L’iniziale forma poetico-narrativa del testo, è stata in seguito strizzata mirando ad abbandonare, non sempre riuscendoci, il soggetto, come un abito vecchio e stretto, pesante e scomodo. Articoli, congiunzioni, preposizioni, interpunzioni furono strappate, come “legacci che stringono in una morsa inattuale”, cercando ispirazione nella lingua cinese e in quella dei cellulari.  I tempi si protesero verso l’infinito, nel tentativo di esaltare il nucleo lucido delle parole-oggetto, dei termini-fatti.

«Il termine veramente termine non è un termine costante» (Laotzi, Tao Te Ching).

Oggi il testo è il risultato di successive correzioni, nella ricerca della leggibilità, della comunicabilità.

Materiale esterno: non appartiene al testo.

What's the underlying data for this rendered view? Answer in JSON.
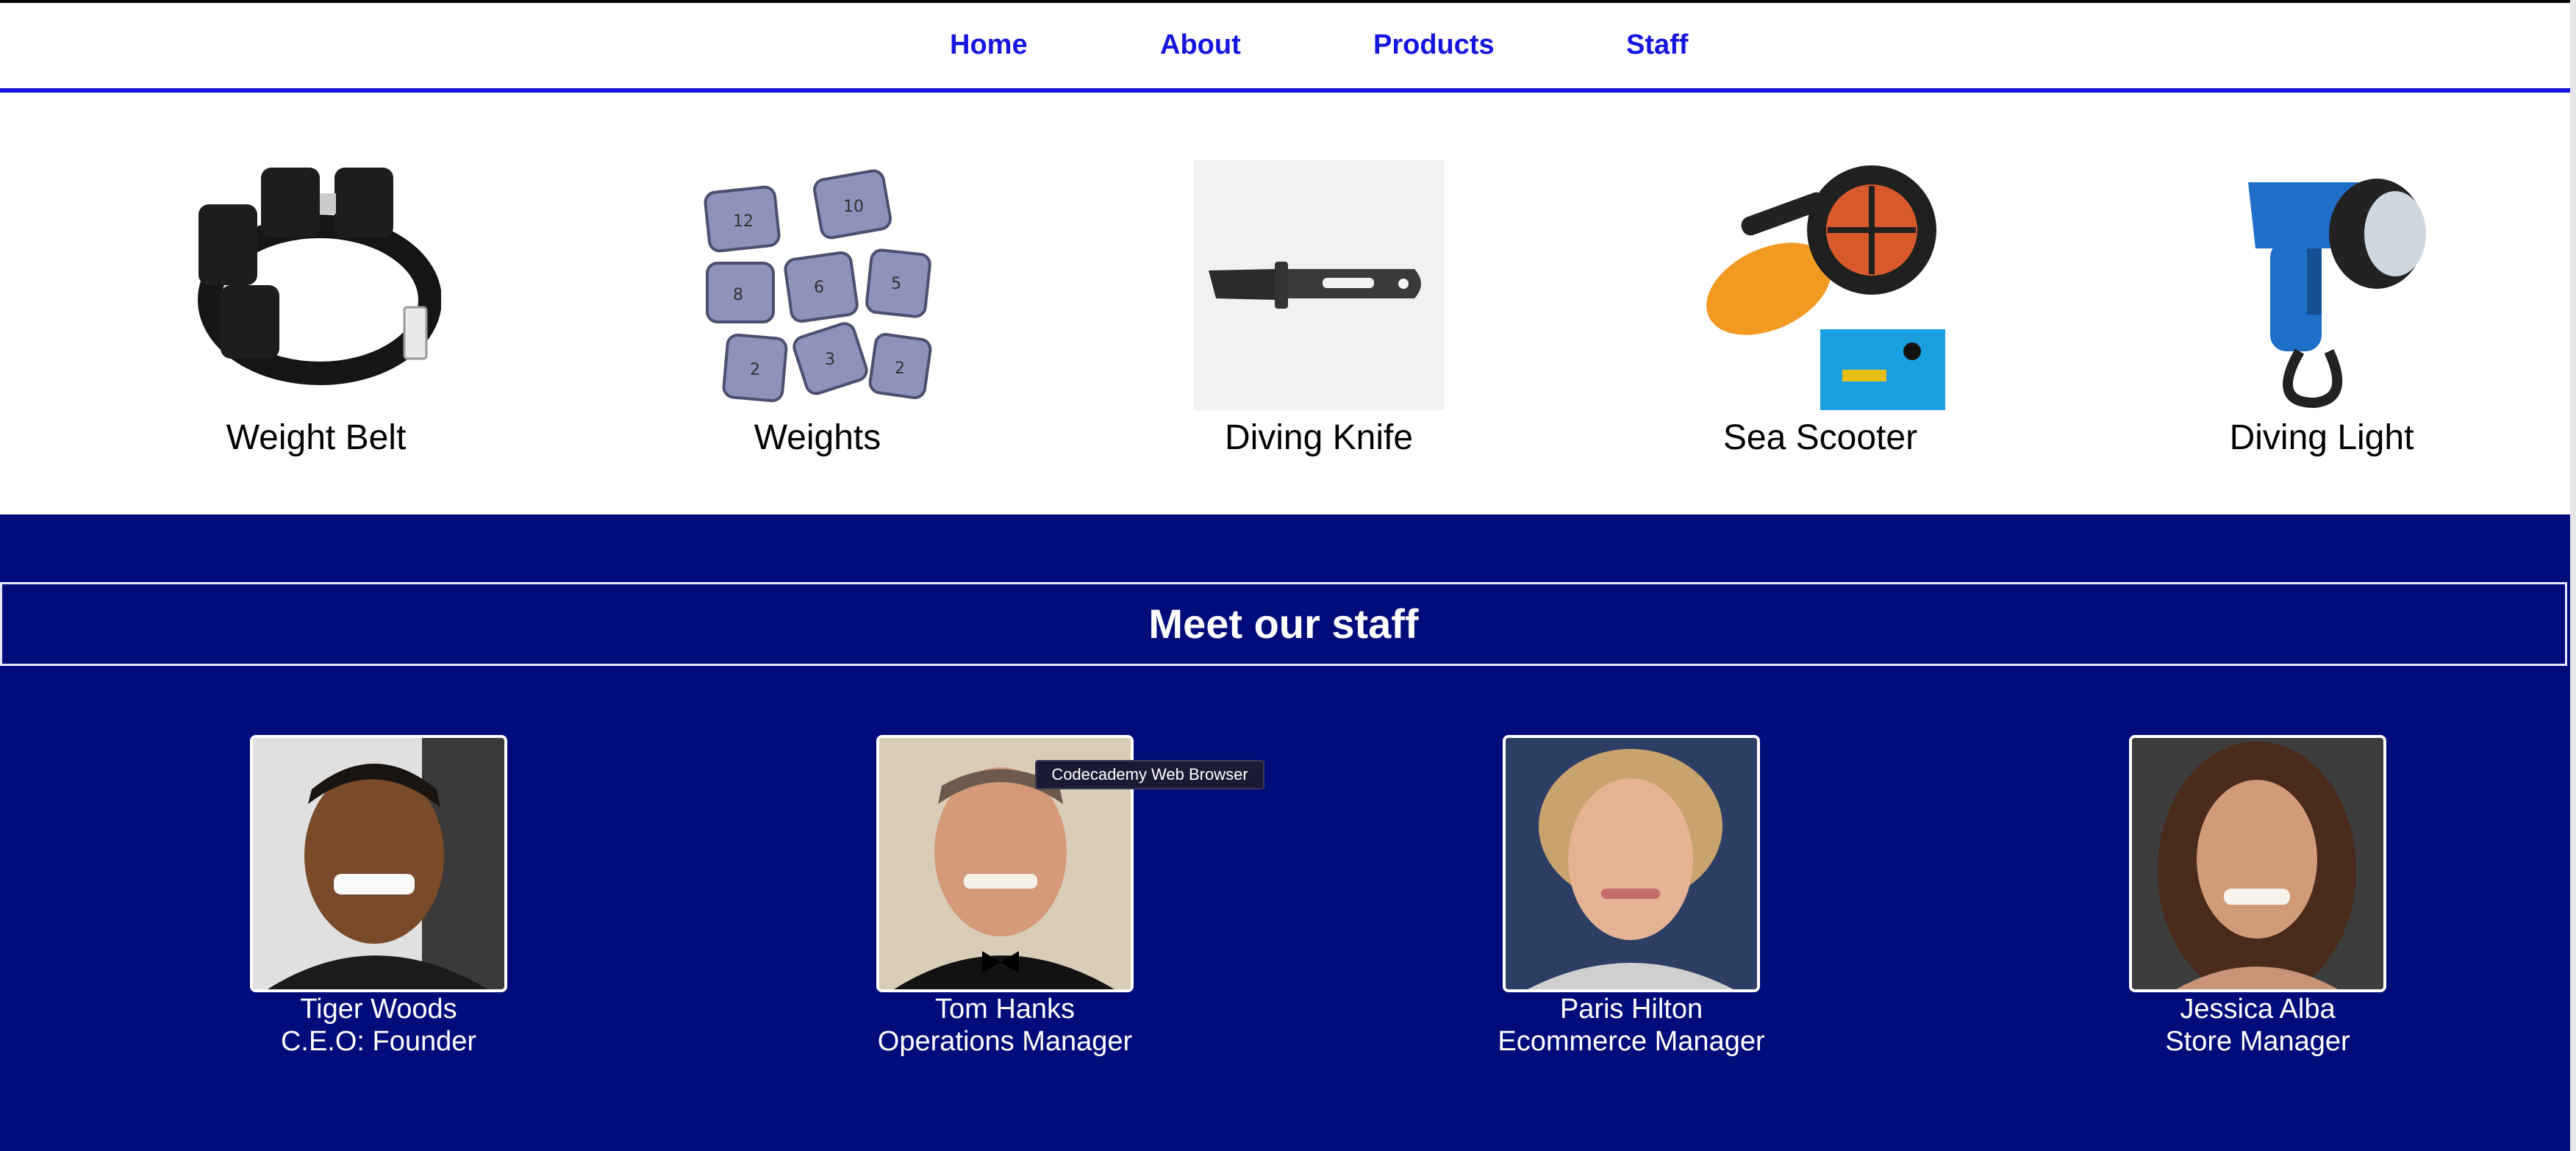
{
  "nav": {
    "items": [
      {
        "label": "Home"
      },
      {
        "label": "About"
      },
      {
        "label": "Products"
      },
      {
        "label": "Staff"
      }
    ]
  },
  "products": [
    {
      "label": "Weight Belt",
      "icon": "weight-belt-image"
    },
    {
      "label": "Weights",
      "icon": "weights-image"
    },
    {
      "label": "Diving Knife",
      "icon": "diving-knife-image"
    },
    {
      "label": "Sea Scooter",
      "icon": "sea-scooter-image"
    },
    {
      "label": "Diving Light",
      "icon": "diving-light-image"
    }
  ],
  "staff": {
    "title": "Meet our staff",
    "people": [
      {
        "name": "Tiger Woods",
        "role": "C.E.O: Founder"
      },
      {
        "name": "Tom Hanks",
        "role": "Operations Manager"
      },
      {
        "name": "Paris Hilton",
        "role": "Ecommerce Manager"
      },
      {
        "name": "Jessica Alba",
        "role": "Store Manager"
      }
    ]
  },
  "tooltip": {
    "text": "Codecademy Web Browser"
  },
  "colors": {
    "nav_link": "#1515e0",
    "nav_rule": "#1414dc",
    "staff_bg": "#000c7a",
    "staff_text": "#ffffff"
  }
}
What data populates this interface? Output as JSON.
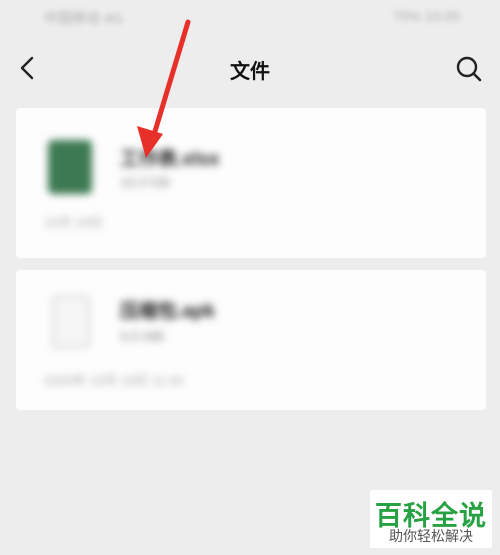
{
  "status_bar": {
    "left": "中国移动 4G",
    "right": "70% 10:00"
  },
  "nav": {
    "title": "文件",
    "back_icon": "chevron-left-icon",
    "search_icon": "search-icon"
  },
  "files": [
    {
      "icon": "excel-file-icon",
      "icon_color": "#3d7a53",
      "name": "工作表.xlsx",
      "size": "10.0 KB",
      "time": "10月 19日"
    },
    {
      "icon": "blank-file-icon",
      "name": "压缩包.apk",
      "size": "9.5 MB",
      "time": "2020年 10月 19日 11:34"
    }
  ],
  "annotation": {
    "arrow_color": "#e8302a"
  },
  "watermark": {
    "title": "百科全说",
    "subtitle": "助你轻松解决",
    "color": "#27a243"
  }
}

È strutturato in “quadri” perché la dimensione visiva del viaggio è senz’altro importante. I titoli dei 24 quadri, (capitoli), rimandano prevalentemente a città visitate, ma anche a montagne sacre taoiste e grotte buddiste, un fiume, il non-luogo del treno.

La ricerca del Vuoto, fonte inesauribile cui attingere, laicamente, vorrebbe offrirsi nelle storie, nelle parole, nei silenzi, nelle pratiche. Con un sentimento di religiosità (ricerca della “cosa” che unisce, non di una religione che divide), a partire, dalle stelle o dalle “particelle”, anche quelle invisibili e impercettibili, che percorrono le vie dell’umanità.

“Nuvola di fumo nel quadro”, titolo di una “mia” “falsificazione cinese”, “pittografia su carta di riso” (la prima), nata nella città di Zhanzhe, è proposto come immagine di copertina perché tema centrale. Da un lato rimanda all’idea della forma come forma mutevole, “corpo di trasformazione” e la mutazione delle forme costituisce un sentire e un concetto fondamentale: «la Grande Immagine non ha forma», sintetizza Laotzi, nel Libro della Via e della Virtù. Dall’altro, “Nuvola di fumo nel quadro ” diventa metafora del dono, un dono che ha la consistenza e la stabilità di una nuvola (f. r.)